Music is the same as in spoken text except in how it accents important notes, words or syllables as speaking. The difference is that the pitches, duration, and dynamics are dictated by the composer to various degrees. There are additional ways to accent notes or words unique to music.
- The Beat. 4/4 measures usually are thought of as having beat 1 as the strongest beat followed by 3, 2, 4 in order. Therefore, by placing a note, word, or syllable on a downbeat or beat 3 it will naturally sound more accented to the audience’s ears. For more on this check out this link: http://hubguitar.com/music-theory/rhythmic-and-melodic-stress
- Composers Markings. The composer can draw and accent over a specific note that is their way of making sure you don’t miss that they want you to make that note accented.
- Texture change – If there is a sudden change in musical texture it will draw attention to the following note or syllable.
When we talk about stress and accenting words most performers attempt to accomplish this by making the more important words even louder. The reality is that accenting is so much about making the important words louder but making much less of the unimportant words. If we have a phrase that is mezzo-forte that doesn’t mean all the important words need to be forte. It usually just means the unimportant syllables are mezzo-piano or piano. It is a slight change in paradigm that can make a huge difference in how we approach singing a phrase.
How to prepare monologues or any spoken dialogue for performance – A Musician’s Guide.
Step 1: Find the text you are trying to prepare. This can be what you have chosen as a text for the song you are monologuing, dialogue from a show, or a traditional dramatic monologue.
Step 2: Identify the most important word of each phrase. If you choose wisely you should be able to just read each of the keywords you chose and still get the gist of what is being communicated. Usually, verbs and adjectives are strong choices and pronouns and articles are not.
Step 3: Identify the other accented words or syllables. Try out different emphasis on different words and notice how it changes the meaning. Explore until you feel like you are emphasizing the more important words of the phrase. If it is a multi-syllable word you will have to choose which syllables are accented or unaccented.
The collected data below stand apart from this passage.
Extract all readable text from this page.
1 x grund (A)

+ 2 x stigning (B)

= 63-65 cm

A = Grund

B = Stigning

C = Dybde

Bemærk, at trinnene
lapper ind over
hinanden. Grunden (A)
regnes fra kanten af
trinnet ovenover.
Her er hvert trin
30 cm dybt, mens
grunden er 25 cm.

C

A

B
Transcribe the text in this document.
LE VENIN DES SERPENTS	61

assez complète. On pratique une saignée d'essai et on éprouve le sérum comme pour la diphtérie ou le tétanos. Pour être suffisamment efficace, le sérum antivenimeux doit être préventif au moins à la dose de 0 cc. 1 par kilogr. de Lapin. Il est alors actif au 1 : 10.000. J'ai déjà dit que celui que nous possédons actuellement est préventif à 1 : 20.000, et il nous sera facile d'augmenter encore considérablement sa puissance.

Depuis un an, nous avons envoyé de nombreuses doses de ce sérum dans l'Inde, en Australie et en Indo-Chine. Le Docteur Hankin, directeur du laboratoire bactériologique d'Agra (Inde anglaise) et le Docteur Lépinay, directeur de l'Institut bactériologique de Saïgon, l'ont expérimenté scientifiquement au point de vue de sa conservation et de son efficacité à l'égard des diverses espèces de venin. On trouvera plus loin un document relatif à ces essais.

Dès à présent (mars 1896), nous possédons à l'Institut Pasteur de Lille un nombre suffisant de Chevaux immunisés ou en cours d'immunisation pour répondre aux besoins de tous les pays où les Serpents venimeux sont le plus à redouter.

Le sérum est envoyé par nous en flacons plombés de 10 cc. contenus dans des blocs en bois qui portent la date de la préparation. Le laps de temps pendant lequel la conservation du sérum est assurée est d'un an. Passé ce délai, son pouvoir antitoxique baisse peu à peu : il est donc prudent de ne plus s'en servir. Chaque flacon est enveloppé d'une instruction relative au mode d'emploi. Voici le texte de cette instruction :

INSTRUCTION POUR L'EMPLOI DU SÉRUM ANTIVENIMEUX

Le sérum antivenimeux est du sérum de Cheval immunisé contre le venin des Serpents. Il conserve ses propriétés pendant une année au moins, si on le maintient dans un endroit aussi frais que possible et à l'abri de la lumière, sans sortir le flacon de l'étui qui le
Step 4: Mark in your breaths and moments where you pause without talking to let your character think or process.
Step 5: Write in the relative pitch, duration, and dynamic in music terms. Explore each accented syllable to see which tool of stress you can use to best effect. Use them in as many different ways as possible. Variety is your friend.
Here’s an example of what it could look like :
Here is the Original Monologue Unmarked: https://www.ace-your-audition.com/support-files/son.pdf
Note: This is probably more marked up then I would usually use. I wanted to hopefully give you more ideas to work with on your own. You want this tool to be useful but not so much information that it is overwhelming. Remember, the goal isn’t to try to do everything you wrote perfectly but to use this as a tool to focus your mind on making specific actionable decisions.
Step 6: Find the Climax. Where is the most intense moment of the entire piece you are working on? Sometimes the easiest way to find it is by going to the end and working backward.
Step 7: Preach it. Try doing the lines in an overly dramatic TV evangelist type delivery. This is a halfway point between singing and speaking that allows you to put in as much contrast as you possibly can while speaking. It will break you out from just delivering lines to trying to communicate something.
Step 8: Now pull it back a step until there is still as much contrast as possible but is also believable given your context.
Step 9: If you are monologuing a song go back to the music and compare what you chose as accented and unaccented matched what the composer wrote.